The easiest solution to having sites that may not work in the IE8 renderer is 'do nothing'. IE8 has a compatibility button that a user can press that renders the page as if it's IE7. If enough users press this button, a scary centralised Microsoft database marks you as a naughty site and from then on, IE8 users get to see you in 'compatibility mode' until some time in the future when you fix your site and manage to persuade Microsoft that you should be let back in to the halls of the worthy.

However that sounds like a mess, relies on users jumping through some hoops, and might be a bit tricky to get off the list at a later date. The strategy we've decided to go for is to explicitly mark all our sites as needing to be rendered in compatibility view, then turn this off for each site in turn as they're audited, at our leisure.

The solution that Microsoft have provided is a new HTTP header, X-UA-Compatible. The semantics of the header have been defined in a way that allows browsers aside from IE to use it but, frankly, I'll be quite upset if they do.

To mark an HTML page as needing to be rendered in IE7 mode, you'd include the following META tag as the first element in its HEAD, telling it to behave as IE7 would. I've seen some advice online saying the value should be IE=IE7, but that will instruct the browser to use IE7 Standards Mode which isn't ideal. The value I've used here, IE=EmulateIE7 will tell IE8 to use either IE7 Standards Mode or IE7 Quirks Mode based on the page's <!DOCTYPE> using the same algorithm as IE7.

<meta http-equiv="X-UA-Compatible" content="IE=EmulateIE7" />

So there's one solution - go through all the sites and add that tag to the pages.

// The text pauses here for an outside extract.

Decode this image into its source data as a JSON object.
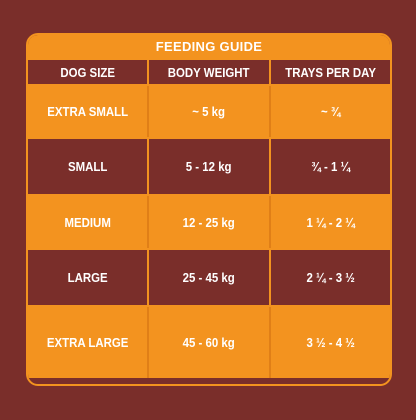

I don't like it though, for a few reasons:

  1. It's still fairly labour-intensive to open a load of old sites, work out their templating system and add in the markup.
  2. This tag would be invalid in HTML5 and I don't want to get into bad habits.
  3. It feels like the HTML is being cluttered up.

What we've gone with in our setup is to include this instruction as a real HTTP header in our Apache httpd.conf for all sites:

Header set X-UA-Compatible: IE=EmulateIE7

Now, all of our sites in one go should use the compatibility view. Then, as we audit them we can add the following to the VirtualHost for each site:

Header unset X-UA-Compatible
Header set X-UA-Compatible: IE=IE8 ; optional

Once we've tested each site, this will then tell IE8 to render using IE8's engine no matter what the compatibility database says. You could leave off the header completely for sites, of course, but then you'll end up mired in the compatibility database. You would save the slight overhead of having an IE-specific header, though.